# uitspraak: -e n'm, -e n't



## Syzygy

Hallo,

sorry voor die cryptische titel, maar ik kon geen betere bedenken. Ik heb een paar keer opgemerkt dat in de spreektaal na een onbeklemtoonde -_e_ de woorden '_m_ (van _hem_) en '_t_ (van _het_) als _n'm_ en _n't_ werden uitgesproken.
Bijvoorbeeld:
_En als men thuis vroeg hoe dat kwam verklikte je n'm niet_.
_Ik hoorde n'm de eerste keer._
Wordt dat als slechte stijl beschouwd? Of zouden jullie aan die uitspraak misschien zelfs de voorkeur geven? Of heb ik me die _n_ alleen maar ingebeeld?

Bedankt, allemaal!


----------



## Kworb

Dat heb je je niet ingebeeld, n'm en n't komen wel degelijk voor, en inderdaad alleen als het woord ervoor eindigt op een e. Het kan ook gewoon zonder, dan wordt het zo'n beetje verbonden aan het vorige woord, zoals: Heb je'm al gehoord?

Beide manieren van 'm en 't zijn even informeel en prima te gebruiken in de spreektaal.


----------



## Couch Tomato

Vaak zeg ik de "h" in "hem" en de "h" in "het" niet eens in de spreektaal en ik spreek zeker niet plat.


----------



## Lopes

In snel gesproken taal kan je die -n ook wel eens hebben bij andere woorden die niet met -h beginnen. Bijvoorbeeld: _Toen hoorde-n-ik 'm voor het eerst. 
_Maar ik durf niet te zeggen of dit ook voor de anderen geldt  Ben benieuwd


----------



## Kworb

Denk dat je gelijk hebt. Waar andere talen de eerste klinker inslikken, plakken wij er soms een n tussen.
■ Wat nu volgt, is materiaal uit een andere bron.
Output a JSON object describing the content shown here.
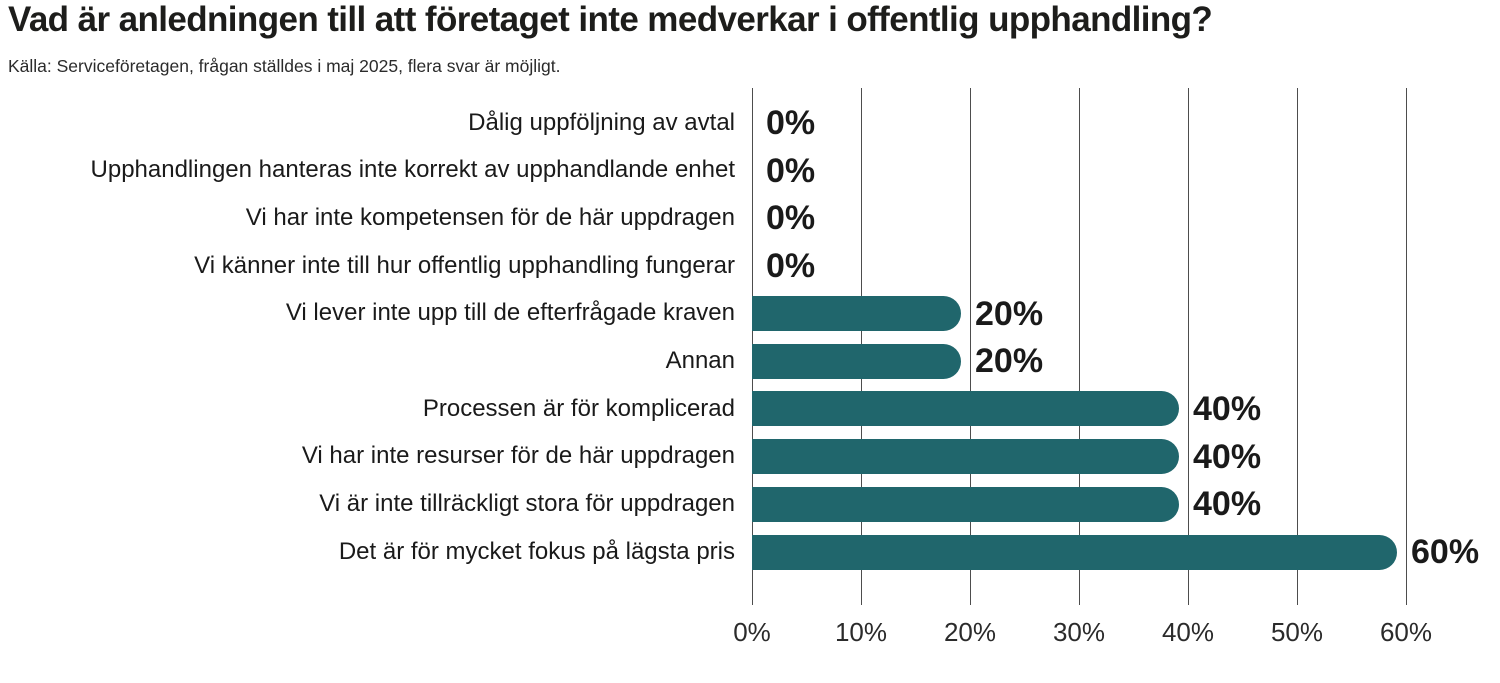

Maar ik kan eigenlijk niet meer voorbeelden bedenken dan de -e 'm/'t/ik die al zijn genoemd.


----------



## Syzygy

Ah, nu ik weet dat het ook vóór _ik_ kan gebeuren, schiet me nog "_Wat zie-n-ik?_" te binnen. Maar dat hoorde ik toen in een liedje, dus wist ik niet of het in dat geval niet toch dichterlijke vrijheid of misschien ouderwets taalgebruik was.


----------



## Lopes

Interessante opmerking, want ik zou dingen als 'wat zien ik' en 'doen ik' niet zien als tussen -n maar meer als vorm van het werkwoord.


----------



## Joannes

Lopes said:


> Interessante opmerking, want ik zou dingen als 'wat zien ik' en 'doen ik' niet zien als tussen -n maar meer als vorm van het werkwoord.


Dat is het ook, volgens mij. In enkele (wellicht vooral Vlaamse) dialecten heeft de eerste persoon enkelvoud van bepaalde werkwoorden een n als uitgang: ik gaan, ik zien, ik zen (=ik ben).
Ik denk niet dat er mensen zijn die zeggen "Wat zie-n-ik nu?" die niet eveneens zeggen "Ik gaan vanavond eens vroeg naar huis".

De andere voorbeelden zijn inderdaad voorbeelden van de n als "linking consonant". Soms wordt g ook zo gebruikt.


----------